What if you could train an AI model on faces and teach it to correct image where someone isn’t looking straight into the lens? Get millions of images that are appropriately tagged, feed it into the network, and out pops an amazing tool, right?
Implementing it is not quite as simple; Nvidia has been talking about its Eye Contact feature for well over a year, and it’s only now going into public (beta) release. Differences between myriad faces around the world makes it a tough problem to “solve,” and even now the results are… imperfect (and that’s putting it nicely).
I went ahead and tested it anyway, on a system with an RTX 3090 Ti:
One of the things I noticed in testing is that often the live video feed would oscillate between me looking at the camera and me looking elsewhere, even though my focus stayed in the same spot. I guess this could be intentional, because having someone staring directly into the camera throughout an entire video chat would be a little creepy — but if it is, some adjustments to timing need to be made.

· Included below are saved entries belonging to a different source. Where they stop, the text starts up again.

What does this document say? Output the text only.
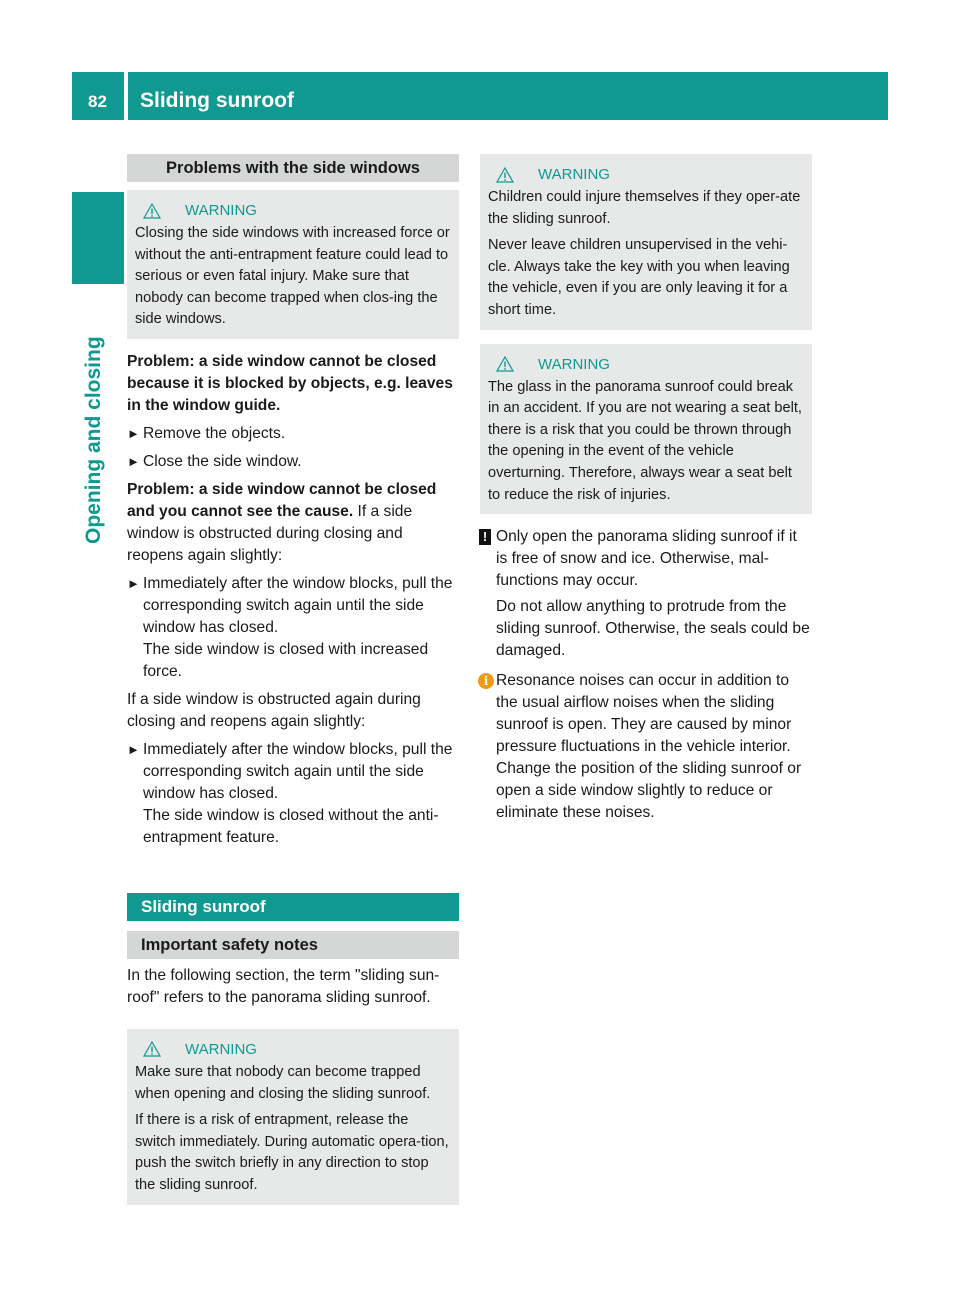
82 Sliding sunroof
Opening and closing
Problems with the side windows
WARNING

Closing the side windows with increased force or without the anti-entrapment feature could lead to serious or even fatal injury. Make sure that nobody can become trapped when clos-ing the side windows.

Problem: a side window cannot be closed because it is blocked by objects, e.g. leaves in the window guide.

► Remove the objects.
► Close the side window.

Problem: a side window cannot be closed and you cannot see the cause. If a side window is obstructed during closing and reopens again slightly:

► Immediately after the window blocks, pull the corresponding switch again until the side window has closed.
The side window is closed with increased force.

If a side window is obstructed again during closing and reopens again slightly:

► Immediately after the window blocks, pull the corresponding switch again until the side window has closed.
The side window is closed without the anti-entrapment feature.
Sliding sunroof
Important safety notes

In the following section, the term "sliding sun-roof" refers to the panorama sliding sunroof.

WARNING

Make sure that nobody can become trapped when opening and closing the sliding sunroof.

If there is a risk of entrapment, release the switch immediately. During automatic opera-tion, push the switch briefly in any direction to stop the sliding sunroof.

WARNING

Children could injure themselves if they oper-ate the sliding sunroof.

Never leave children unsupervised in the vehi-cle. Always take the key with you when leaving the vehicle, even if you are only leaving it for a short time.

WARNING

The glass in the panorama sunroof could break in an accident. If you are not wearing a seat belt, there is a risk that you could be thrown through the opening in the event of the vehicle overturning. Therefore, always wear a seat belt to reduce the risk of injuries.

! Only open the panorama sliding sunroof if it is free of snow and ice. Otherwise, mal-functions may occur.

Do not allow anything to protrude from the sliding sunroof. Otherwise, the seals could be damaged.

i Resonance noises can occur in addition to the usual airflow noises when the sliding sunroof is open. They are caused by minor pressure fluctuations in the vehicle interior. Change the position of the sliding sunroof or open a side window slightly to reduce or eliminate these noises.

What’s more difficult to say is whether this sort of effect is even beneficial in the first place. If you want to look like you’re looking at the camera, you should probably learn to look… at the camera. Solving human error through AI might just end up encouraging bad habits — what happens if you end up on a video feed that doesn’t correct eye contact?
Regardless, Nvidia Broadcast with Eye Contact is now available for RTX owners to test. I tested it with an RTX 3090 Ti, but Nvidia lists the RTX 2060 as the entry point (and this should include mobile RTX 3050 GPUs, as far as I know). Long-term, I suspect at some point Nvidia will end up with some AI models that are more complex and require faster hardware than an RTX 2060 — just like how DLSS 3’s Frame Generation feature requires an RTX 40-series graphics card — but for now any RTX GPU made in the past four years can power this feature.
Do you like the effect, hate it, find it creepy, or something else? Let us know in the comments, along with other effects you’d rather see. I’m personally looking forward to the time when we can all have virtual cartoon avatars like Toy Jensen talking in place of real people, perhaps reading articles that were written by AI, with the videos and articles both being consumed by AI.
It’s bots all the way down from there!